Though there’s criticism of how we got here, cross-party consensus supports the intervention. Unions called it “absolutely the right thing to do,” while even Greenpeace praised the move as saving “thousands of jobs.”
Despite its emissions, steelmaking is seen as a national strategic asset — and politicians from both sides agree it’s worth saving. Tory veteran Iain Duncan Smith highlighted why: China is flooding the market with cheap steel, car industry tariffs threaten domestic demand, and conflict in Europe has driven up defence needs. The argument goes: this is not the time to let such an industry die.
Steelmaking is also deeply linked to the UK’s energy sector. It’s highly energy intensive, but high electricity prices make British producers uncompetitive compared to Europe and beyond.
Business Secretary Jonathan Reynolds acknowledged this during debate, prompting Iain Duncan Smith to ask, “we sit on an island of gas, why aren’t we drilling for it?” It’s a fair question. With 80% of UK homes heated by gas boilers and 90% of cars running on fossil fuels, this moment should refocus attention on the North Sea — a domestic resource that, if developed responsibly, can support our energy needs while staying committed to net-zero goals.
The energy sector is already delivering on decarbonisation. Offshore installations have reduced annual emissions by 4.5 million tonnes since 2018, cutting upstream and methane emissions beyond expectations.
However, since coming to power, the Labour government has raised and extended the windfall tax on profits, even though the extraordinary conditions caused by Russia’s invasion of Ukraine have faded. The current 78% tax rate on profits is stalling investment in both traditional and renewable energy, sending the North Sea into decline. On top of this, plans to ban new oil and gas licences jeopardise existing projects that could enhance energy security today.
The government must accelerate guidance for projects already licensed, many decades ago, that could still play a key role. Collaboration between government, industry, investors, and academia is crucial — not emergency legislation after the fact.
Recent consultations on a new fiscal regime for the North Sea are welcome. The government argues for a just transition, shifting oil and gas workers into green energy roles. It’s a noble vision — and there is genuine opportunity in renewables — but “transition” implies a process, not an overnight shift. Success demands time and strategy.
Right now, the UK is energy-reliant, not energy-resilient. Over 70% of our energy still comes from oil and gas — and more than 50% of that is imported. We rely heavily on countries like the USA, which sends the UK £20 billion of oil and gas annually — nearly a quarter of our total imports. These imports, untaxed and unregulated here, often carry four times the emissions of what we produce domestically.
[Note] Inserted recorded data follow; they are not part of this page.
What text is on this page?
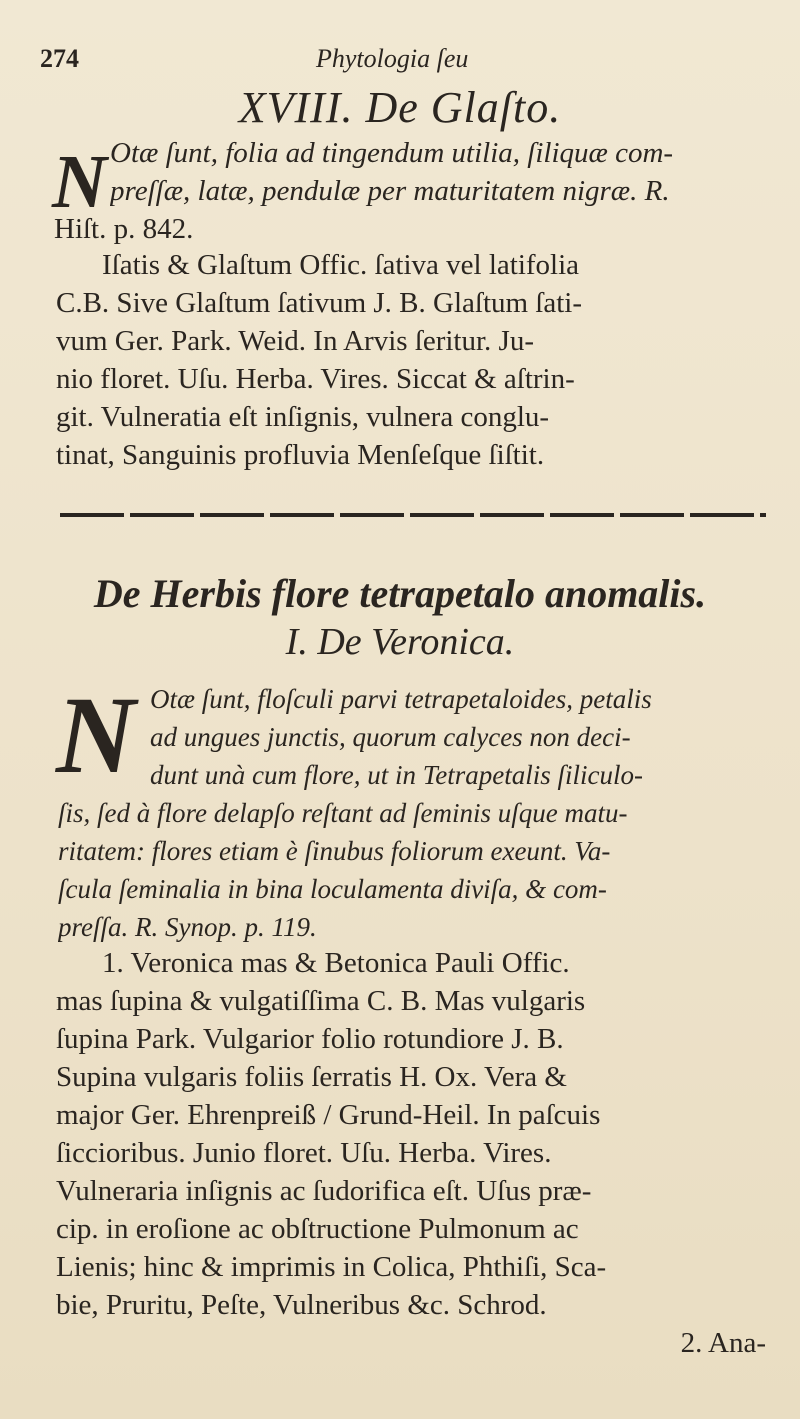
274	Phytologia ſeu
XVIII. De Glaſto.
N Otæ ſunt, folia ad tingendum utilia, ſiliquæ com-
preſſæ, latæ, pendulæ per maturitatem nigræ. R.
Hiſt. p. 842.
Iſatis & Glaſtum Offic. ſativa vel latifolia
C.B. Sive Glaſtum ſativum J. B. Glaſtum ſati-
vum Ger. Park. Weid. In Arvis ſeritur. Ju-
nio floret. Uſu. Herba. Vires. Siccat & aſtrin-
git. Vulneratia eſt inſignis, vulnera conglu-
tinat, Sanguinis profluvia Menſeſque ſiſtit.
De Herbis flore tetrapetalo anomalis.
I. De Veronica.
N Otæ ſunt, floſculi parvi tetrapetaloides, petalis
ad ungues junctis, quorum calyces non deci-
dunt unà cum flore, ut in Tetrapetalis ſiliculo-
ſis, ſed à flore delapſo reſtant ad ſeminis uſque matu-
ritatem: flores etiam è ſinubus foliorum exeunt. Va-
ſcula ſeminalia in bina loculamenta diviſa, & com-
preſſa. R. Synop. p. 119.
1. Veronica mas & Betonica Pauli Offic.
mas ſupina & vulgatiſſima C. B. Mas vulgaris
ſupina Park. Vulgarior folio rotundiore J. B.
Supina vulgaris foliis ſerratis H. Ox. Vera &
major Ger. Ehrenpreiß / Grund-Heil. In paſcuis
ſiccioribus. Junio floret. Uſu. Herba. Vires.
Vulneraria inſignis ac ſudorifica eſt. Uſus præ-
cip. in eroſione ac obſtructione Pulmonum ac
Lienis; hinc & imprimis in Colica, Phthiſi, Sca-
bie, Pruritu, Peſte, Vulneribus &c. Schrod.
2. Ana-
The Prime Minister said last week the world has fundamentally changed. It has. National, economic, and energy security are now tightly interwoven. He’s shown willingness to step in — to save steel, to support car manufacturing. But he must also recognise that parts of our industrial base, particularly the energy sector, are ready to power growth without bailouts or subsidies.
North Sea operators don’t need nationalisation. They need a tax framework that allows them to invest. A 78% windfall tax until 2030 is unsustainable and damaging — especially as global conditions continue to shift. It was introduced hastily and can be removed with urgency.
Just like steel, the North Sea is a national strategic asset. It deserves national attention. The time to act is now.